Farbentragend, denn…

… „das ist das Band, das wir erkoren…“ Das blau-weiß-goldene Band, welches wir zu gegebenen Anlässen anlegen, ist äußeres Zeichen unserer inneren Verbundenheit zueinander. Wenn wir unsere sogenannte „Couleur“ tragen, zeigen wir, dass wir als Wingolfiten die Tradition respektieren, die hinter diesem studentischen Brauch steht. Gleichzeitig signalisieren wir die Bereitschaft, das im Studium angelegte Band auch über die Studienzeit hinaus zu tragen, die Verbindung zu Studienkollegen und Bekannten aus dem Studium zu halten, die Freundschaften und Verbundenheiten weiterzuführen und somit den jüngeren Wingolfiten eben dies vorzuleben. Das Tragen der Farben Blau-Weiß-Gold ist also nicht nur Tradition, sondern vielmehr Programm.

Nichtschlagend, denn…

… „wer das Schwert nimmt, der wird durchs Schwert umkommen.“ (Mt 26:52b). Als Wingolfiten des 21. Jahrhunderts sehen wir auf bald zwei Jahrhunderte zurück, in denen niemals eine Auseinandersetzung eines Mitglieds unserer Verbindung mit der Waffe ausgetragen worden ist. Unser Anspruch war und ist, Differenzen mit Kommilitonen sachlich und mit der Wirksamkeit des Wortes auszutragen. Daher lehnen wir das Duell traditionell ab. Dem mit dieser Institution verbundenen Gedanken, die angegriffene Ehre könne durch einen bewaffneten Zweikampf wiederhergestellt werden, stellen wir entgegen, dass die Ehre aus der Würde des Menschen, die ihm als Geschöpf Gottes innewohnt, erwächst. Aus der Perspektive der christlichen Ethik betrachtet ist daher eine nonverbale Auseinandersetzung unter Studenten mehr als nur fragwürdig und in ihrer letzten Konsequenz abzulehnen. Auch die sogenannte „Mensur“, den streng regulierten Zweikampf mit scharfen Waffen und ohne Gesichtsschutz, der von schlagenden Verbindungen als Ritual gepflegt wird, welches die Wehrhaftigkeit und Loyalität der Verbindungsmitglieder zu ihrer Korporation erproben soll, wurde von den ersten Wingolfiten in der ersten Hälfte des 19. Jahrhunderts verworfen.

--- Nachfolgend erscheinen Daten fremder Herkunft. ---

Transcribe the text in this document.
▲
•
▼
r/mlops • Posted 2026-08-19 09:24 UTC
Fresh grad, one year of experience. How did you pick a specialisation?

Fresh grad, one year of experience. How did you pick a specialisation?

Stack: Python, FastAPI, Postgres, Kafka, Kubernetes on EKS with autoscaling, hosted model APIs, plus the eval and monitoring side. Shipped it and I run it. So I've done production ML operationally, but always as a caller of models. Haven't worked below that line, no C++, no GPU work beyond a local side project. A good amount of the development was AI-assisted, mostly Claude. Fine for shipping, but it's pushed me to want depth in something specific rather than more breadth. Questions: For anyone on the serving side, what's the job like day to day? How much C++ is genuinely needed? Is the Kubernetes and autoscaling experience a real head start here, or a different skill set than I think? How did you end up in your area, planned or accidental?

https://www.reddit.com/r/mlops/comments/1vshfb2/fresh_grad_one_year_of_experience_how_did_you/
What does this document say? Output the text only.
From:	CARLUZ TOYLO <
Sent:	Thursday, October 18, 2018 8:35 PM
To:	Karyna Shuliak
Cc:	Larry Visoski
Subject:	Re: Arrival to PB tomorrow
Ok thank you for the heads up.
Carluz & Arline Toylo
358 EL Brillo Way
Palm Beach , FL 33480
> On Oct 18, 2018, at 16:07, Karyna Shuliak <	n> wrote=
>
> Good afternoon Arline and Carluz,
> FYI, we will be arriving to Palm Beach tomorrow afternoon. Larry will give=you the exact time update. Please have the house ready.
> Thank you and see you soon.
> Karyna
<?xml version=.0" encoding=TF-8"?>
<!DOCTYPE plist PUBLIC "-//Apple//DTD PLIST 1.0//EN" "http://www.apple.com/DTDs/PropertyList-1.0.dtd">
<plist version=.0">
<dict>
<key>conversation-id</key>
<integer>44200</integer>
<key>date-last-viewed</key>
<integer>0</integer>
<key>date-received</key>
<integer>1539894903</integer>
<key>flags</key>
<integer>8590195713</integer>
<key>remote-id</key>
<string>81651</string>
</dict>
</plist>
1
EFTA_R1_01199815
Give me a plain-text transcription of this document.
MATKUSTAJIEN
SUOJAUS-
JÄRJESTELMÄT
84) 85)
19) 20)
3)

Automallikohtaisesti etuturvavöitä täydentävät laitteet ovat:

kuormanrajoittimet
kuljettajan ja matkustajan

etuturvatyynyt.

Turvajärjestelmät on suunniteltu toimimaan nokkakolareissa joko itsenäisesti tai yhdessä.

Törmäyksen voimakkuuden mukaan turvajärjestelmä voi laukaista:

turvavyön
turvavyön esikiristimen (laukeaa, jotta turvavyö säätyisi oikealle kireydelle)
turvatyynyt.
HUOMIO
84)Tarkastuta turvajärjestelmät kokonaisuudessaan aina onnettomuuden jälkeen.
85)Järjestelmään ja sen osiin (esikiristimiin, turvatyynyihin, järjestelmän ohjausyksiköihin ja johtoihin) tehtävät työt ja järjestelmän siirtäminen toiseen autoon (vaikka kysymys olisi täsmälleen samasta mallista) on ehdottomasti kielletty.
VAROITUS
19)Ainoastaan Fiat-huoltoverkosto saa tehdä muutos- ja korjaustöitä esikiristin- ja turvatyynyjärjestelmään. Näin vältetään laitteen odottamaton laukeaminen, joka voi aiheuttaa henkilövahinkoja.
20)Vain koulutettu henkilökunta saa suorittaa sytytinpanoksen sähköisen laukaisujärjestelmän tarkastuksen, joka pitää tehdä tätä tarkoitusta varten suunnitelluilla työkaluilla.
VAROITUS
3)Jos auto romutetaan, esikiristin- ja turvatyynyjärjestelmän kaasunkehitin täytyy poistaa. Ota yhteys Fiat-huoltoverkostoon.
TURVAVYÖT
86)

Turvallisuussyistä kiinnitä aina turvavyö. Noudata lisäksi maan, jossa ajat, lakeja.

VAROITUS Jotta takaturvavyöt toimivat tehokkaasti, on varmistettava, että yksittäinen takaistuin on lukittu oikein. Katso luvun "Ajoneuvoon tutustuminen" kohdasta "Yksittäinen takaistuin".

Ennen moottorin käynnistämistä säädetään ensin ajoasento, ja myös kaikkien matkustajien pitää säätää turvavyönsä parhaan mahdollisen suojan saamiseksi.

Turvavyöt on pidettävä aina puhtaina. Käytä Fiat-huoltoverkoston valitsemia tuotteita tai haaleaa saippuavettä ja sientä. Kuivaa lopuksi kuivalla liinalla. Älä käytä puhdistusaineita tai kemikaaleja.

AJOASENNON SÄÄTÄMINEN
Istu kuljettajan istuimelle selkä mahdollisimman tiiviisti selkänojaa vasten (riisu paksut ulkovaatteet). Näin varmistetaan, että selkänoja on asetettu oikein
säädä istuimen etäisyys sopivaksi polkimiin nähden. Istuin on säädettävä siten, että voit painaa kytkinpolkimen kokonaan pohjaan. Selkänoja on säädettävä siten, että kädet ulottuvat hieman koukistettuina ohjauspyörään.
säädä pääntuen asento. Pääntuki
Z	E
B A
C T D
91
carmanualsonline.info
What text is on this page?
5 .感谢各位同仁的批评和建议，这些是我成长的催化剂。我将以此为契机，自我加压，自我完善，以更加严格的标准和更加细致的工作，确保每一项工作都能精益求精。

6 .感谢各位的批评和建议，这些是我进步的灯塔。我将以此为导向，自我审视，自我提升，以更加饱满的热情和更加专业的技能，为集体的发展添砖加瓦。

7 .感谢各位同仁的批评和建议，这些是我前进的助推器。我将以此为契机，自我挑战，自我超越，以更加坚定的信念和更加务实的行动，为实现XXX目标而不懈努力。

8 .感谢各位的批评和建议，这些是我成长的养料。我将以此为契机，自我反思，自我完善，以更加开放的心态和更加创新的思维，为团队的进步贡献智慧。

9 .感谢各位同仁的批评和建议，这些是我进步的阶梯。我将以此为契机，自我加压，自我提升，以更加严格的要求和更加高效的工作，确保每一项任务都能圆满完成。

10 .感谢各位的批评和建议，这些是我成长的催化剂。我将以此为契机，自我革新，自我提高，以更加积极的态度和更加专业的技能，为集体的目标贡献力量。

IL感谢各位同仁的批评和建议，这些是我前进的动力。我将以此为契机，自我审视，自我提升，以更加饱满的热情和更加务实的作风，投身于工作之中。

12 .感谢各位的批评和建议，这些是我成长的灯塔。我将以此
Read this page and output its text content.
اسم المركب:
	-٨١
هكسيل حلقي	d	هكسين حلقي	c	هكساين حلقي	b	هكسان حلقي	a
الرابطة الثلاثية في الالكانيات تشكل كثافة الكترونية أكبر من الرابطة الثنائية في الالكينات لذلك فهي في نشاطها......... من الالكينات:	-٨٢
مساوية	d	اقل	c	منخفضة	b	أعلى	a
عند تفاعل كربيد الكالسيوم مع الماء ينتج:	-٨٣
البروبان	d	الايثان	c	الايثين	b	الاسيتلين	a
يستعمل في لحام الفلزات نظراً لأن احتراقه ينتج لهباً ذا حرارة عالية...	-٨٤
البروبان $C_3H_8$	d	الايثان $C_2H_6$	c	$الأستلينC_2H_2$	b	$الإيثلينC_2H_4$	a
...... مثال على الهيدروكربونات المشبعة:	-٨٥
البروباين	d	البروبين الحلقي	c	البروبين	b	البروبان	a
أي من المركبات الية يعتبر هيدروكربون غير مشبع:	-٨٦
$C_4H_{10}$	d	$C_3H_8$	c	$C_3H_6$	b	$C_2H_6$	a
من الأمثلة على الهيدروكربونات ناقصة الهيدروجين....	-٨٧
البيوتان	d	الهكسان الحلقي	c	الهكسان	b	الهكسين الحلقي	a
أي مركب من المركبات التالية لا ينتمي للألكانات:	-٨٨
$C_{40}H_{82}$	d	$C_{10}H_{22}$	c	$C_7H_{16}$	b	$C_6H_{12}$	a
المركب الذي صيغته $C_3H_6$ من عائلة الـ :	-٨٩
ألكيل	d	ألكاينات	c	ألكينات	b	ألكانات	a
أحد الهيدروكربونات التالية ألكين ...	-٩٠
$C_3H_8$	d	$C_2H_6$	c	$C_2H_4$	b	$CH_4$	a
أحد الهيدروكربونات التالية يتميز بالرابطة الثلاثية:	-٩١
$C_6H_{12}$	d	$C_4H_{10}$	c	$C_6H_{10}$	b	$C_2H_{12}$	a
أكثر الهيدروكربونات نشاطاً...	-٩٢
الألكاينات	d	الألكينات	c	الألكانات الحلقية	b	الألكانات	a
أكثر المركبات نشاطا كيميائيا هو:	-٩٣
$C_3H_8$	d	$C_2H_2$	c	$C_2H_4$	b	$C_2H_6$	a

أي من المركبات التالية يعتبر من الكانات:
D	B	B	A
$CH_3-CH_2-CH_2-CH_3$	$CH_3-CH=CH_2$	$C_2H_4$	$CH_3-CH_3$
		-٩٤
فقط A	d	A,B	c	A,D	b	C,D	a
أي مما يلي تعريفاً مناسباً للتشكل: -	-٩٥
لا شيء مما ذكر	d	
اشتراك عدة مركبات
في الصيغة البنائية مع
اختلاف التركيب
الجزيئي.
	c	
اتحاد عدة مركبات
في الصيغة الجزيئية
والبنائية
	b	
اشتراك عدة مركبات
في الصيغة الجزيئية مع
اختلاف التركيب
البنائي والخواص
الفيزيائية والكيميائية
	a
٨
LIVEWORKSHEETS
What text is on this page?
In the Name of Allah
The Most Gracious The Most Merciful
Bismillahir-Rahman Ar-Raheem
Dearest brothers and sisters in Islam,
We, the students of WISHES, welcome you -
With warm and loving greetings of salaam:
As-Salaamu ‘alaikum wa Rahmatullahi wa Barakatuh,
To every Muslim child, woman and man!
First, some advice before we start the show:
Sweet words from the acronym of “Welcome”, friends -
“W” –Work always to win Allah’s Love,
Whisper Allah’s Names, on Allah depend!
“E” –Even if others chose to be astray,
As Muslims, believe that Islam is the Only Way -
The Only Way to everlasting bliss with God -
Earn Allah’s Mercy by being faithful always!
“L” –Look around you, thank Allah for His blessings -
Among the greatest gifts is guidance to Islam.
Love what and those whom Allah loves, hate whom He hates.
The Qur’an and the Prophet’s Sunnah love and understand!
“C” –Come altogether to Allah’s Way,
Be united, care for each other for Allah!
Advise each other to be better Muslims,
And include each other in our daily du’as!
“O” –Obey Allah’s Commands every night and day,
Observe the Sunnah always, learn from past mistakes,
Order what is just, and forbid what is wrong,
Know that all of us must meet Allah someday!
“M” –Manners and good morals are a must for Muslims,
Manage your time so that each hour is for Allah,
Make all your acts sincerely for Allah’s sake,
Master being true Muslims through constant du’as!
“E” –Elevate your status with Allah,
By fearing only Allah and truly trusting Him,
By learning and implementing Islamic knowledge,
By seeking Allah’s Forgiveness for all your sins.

Die künstliche Inszenierung einer Extremsituation, um welche es sich bei der Mensur ja handelt, halten wir für ungeeignet, eine im positiven Sinne tiefere Verbundenheit in der Gruppe oder eine fruchtbare Festigung des Charakters herbeizuführen. Auch lehnen wir das pseudo-elitäre Selbstverständnis, welches in einigen Verbindungen heute noch insbesondere auch über die Mensur transportiert wird, ab. Stattdessen streben wir die Selbstkultivierung eines jeden Mitglieds durch die christlich-korporativ-akademische Gemeinschaft an, welche wir während des Studiums und weit darüber hinaus leben.